One theoretical context that has provided some value is the work of Dr John Sarno, who came to prominence some decades ago for arguing that many forms of chronic pain are a biological response to an emotional or psychological cause. Coming from something of a Freudian background, he argued that the pain was real, but it was caused by the brain attempting to distract itself from emotional turmoil. Sarno believed that this chronic pain could be overcome simply by accepting its true cause, effectively seeing through the brain’s attempt at self-distraction.

This is only a rough summary of the theory and associated methodology. It is not a broad theory, in the sense that Sarno accepts the legitimacy of genuine physical injuries, diseases, and illnesses; he merely wishes to add this particular syndrome to the panoply of diagnoses and hence treatments. I do not think, for example, that my condition is discussed in Sarno’s books, or if he considers autoimmune conditions to be an expression of the same mechanism.

So if you read something like this sincere account of a person’s struggle to overcome an autoimmune disease by confronting underlying emotional trauma and consequent psychological self-abuse, you can hopefully look past any confusing or confronting references to “new age” themes, and see that he is describing roughly the same underlying mechanism as that proffered, to greater mainstream acclaim, by Sarno.

I’ve mentioned previously in the context of temperaments that the melancholic is prone to physical ailments, and also that the melancholic must, according to Conrad Hock, learn to love suffering. While I’ve interpreted this previously as a brake against the forces of perfectionist idealism, the account above presents it as a means of reaffirming the feeling faculty at the heart of the melancholic temperament.

As the author describes:

My physical healing process began when I realized that tensing against and resisting my severe physical pain was itself a form of stress that added to my illness.

In a similar way, I’ve wondered if even my attempts to root out and uncover the causes of my illness are paradoxically contributing to the stress and intensity that drive it? The further paradox might be that this disease is not something that you overcome, since the illness itself entails confusion over where exactly ‘you’ begin and end in the first place.

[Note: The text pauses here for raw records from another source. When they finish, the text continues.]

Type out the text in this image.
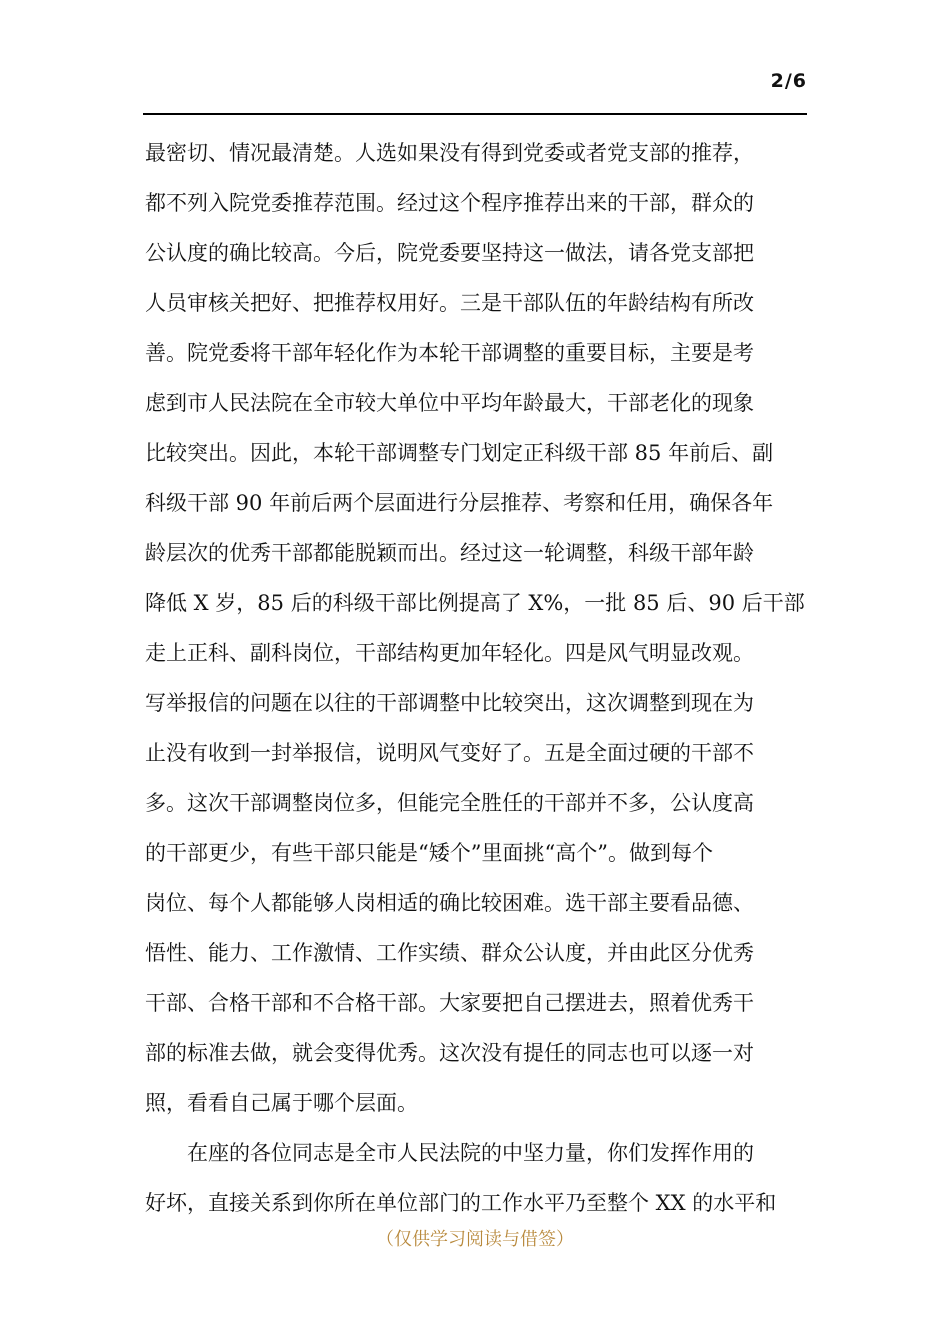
2/6
最密切、情况最清楚。人选如果没有得到党委或者党支部的推荐，
都不列入院党委推荐范围。经过这个程序推荐出来的干部，群众的
公认度的确比较高。今后，院党委要坚持这一做法，请各党支部把
人员审核关把好、把推荐权用好。三是干部队伍的年龄结构有所改
善。院党委将干部年轻化作为本轮干部调整的重要目标，主要是考
虑到市人民法院在全市较大单位中平均年龄最大，干部老化的现象
比较突出。因此，本轮干部调整专门划定正科级干部 85 年前后、副
科级干部 90 年前后两个层面进行分层推荐、考察和任用，确保各年
龄层次的优秀干部都能脱颖而出。经过这一轮调整，科级干部年龄
降低 X 岁，85 后的科级干部比例提高了 X%，一批 85 后、90 后干部
走上正科、副科岗位，干部结构更加年轻化。四是风气明显改观。
写举报信的问题在以往的干部调整中比较突出，这次调整到现在为
止没有收到一封举报信，说明风气变好了。五是全面过硬的干部不
多。这次干部调整岗位多，但能完全胜任的干部并不多，公认度高
的干部更少，有些干部只能是“矮个”里面挑“高个”。做到每个
岗位、每个人都能够人岗相适的确比较困难。选干部主要看品德、
悟性、能力、工作激情、工作实绩、群众公认度，并由此区分优秀
干部、合格干部和不合格干部。大家要把自己摆进去，照着优秀干
部的标准去做，就会变得优秀。这次没有提任的同志也可以逐一对
照，看看自己属于哪个层面。
　　在座的各位同志是全市人民法院的中坚力量，你们发挥作用的
好坏，直接关系到你所在单位部门的工作水平乃至整个 XX 的水平和
（仅供学习阅读与借签）
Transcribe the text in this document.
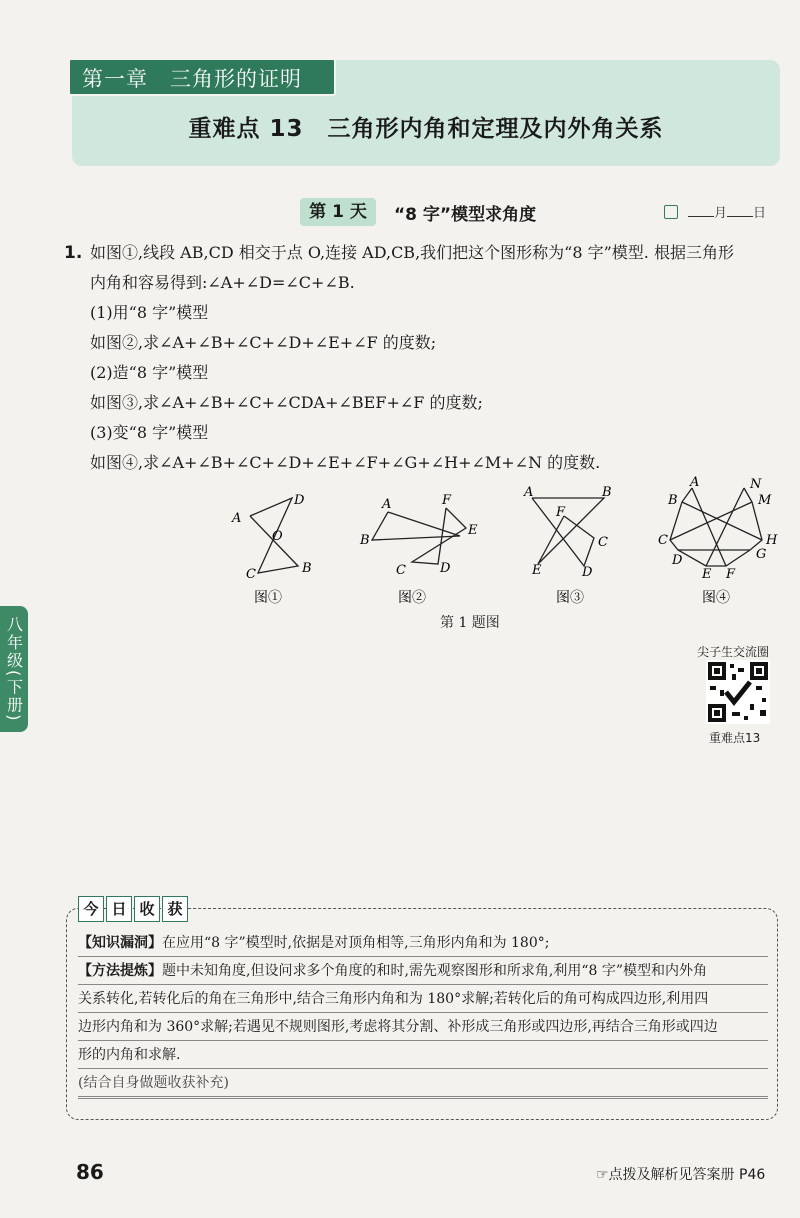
第一章　三角形的证明
重难点 13　三角形内角和定理及内外角关系
第 1 天	“8 字”模型求角度	月 日
1. 如图①,线段 AB,CD 相交于点 O,连接 AD,CB,我们把这个图形称为“8 字”模型. 根据三角形
内角和容易得到:∠A+∠D=∠C+∠B.
(1)用“8 字”模型
如图②,求∠A+∠B+∠C+∠D+∠E+∠F 的度数;
(2)造“8 字”模型
如图③,求∠A+∠B+∠C+∠CDA+∠BEF+∠F 的度数;
(3)变“8 字”模型
如图④,求∠A+∠B+∠C+∠D+∠E+∠F+∠G+∠H+∠M+∠N 的度数.
A
D
O
C	B
图①
A	F
B
E
C	D
图②
A	B
F
C
E	D
图③
A	N
B	M
C	H
D	G
E F
图④
第 1 题图
尖子生交流圈
重难点13
八年级(下册)
今 日 收 获
【知识漏洞】在应用“8 字”模型时,依据是对顶角相等,三角形内角和为 180°;
【方法提炼】题中未知角度,但设问求多个角度的和时,需先观察图形和所求角,利用“8 字”模型和内外角
关系转化,若转化后的角在三角形中,结合三角形内角和为 180°求解;若转化后的角可构成四边形,利用四
边形内角和为 360°求解;若遇见不规则图形,考虑将其分割、补形成三角形或四边形,再结合三角形或四边
形的内角和求解.
(结合自身做题收获补充)
86	☞点拨及解析见答案册 P46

If I take my chronic auto-immune disease as a kind of gestalt image of my life in the world, then it is clear that something is not working.  But that I would feel ‘fine’ if not for the pain and other symptoms, tells me that I am missing something more subtle, more profound, or just very deeply ingrained. It may even be, as the author attests, Sarno suggests, and the life of a melancholic implies, that I have learned to function at odds with my own nature.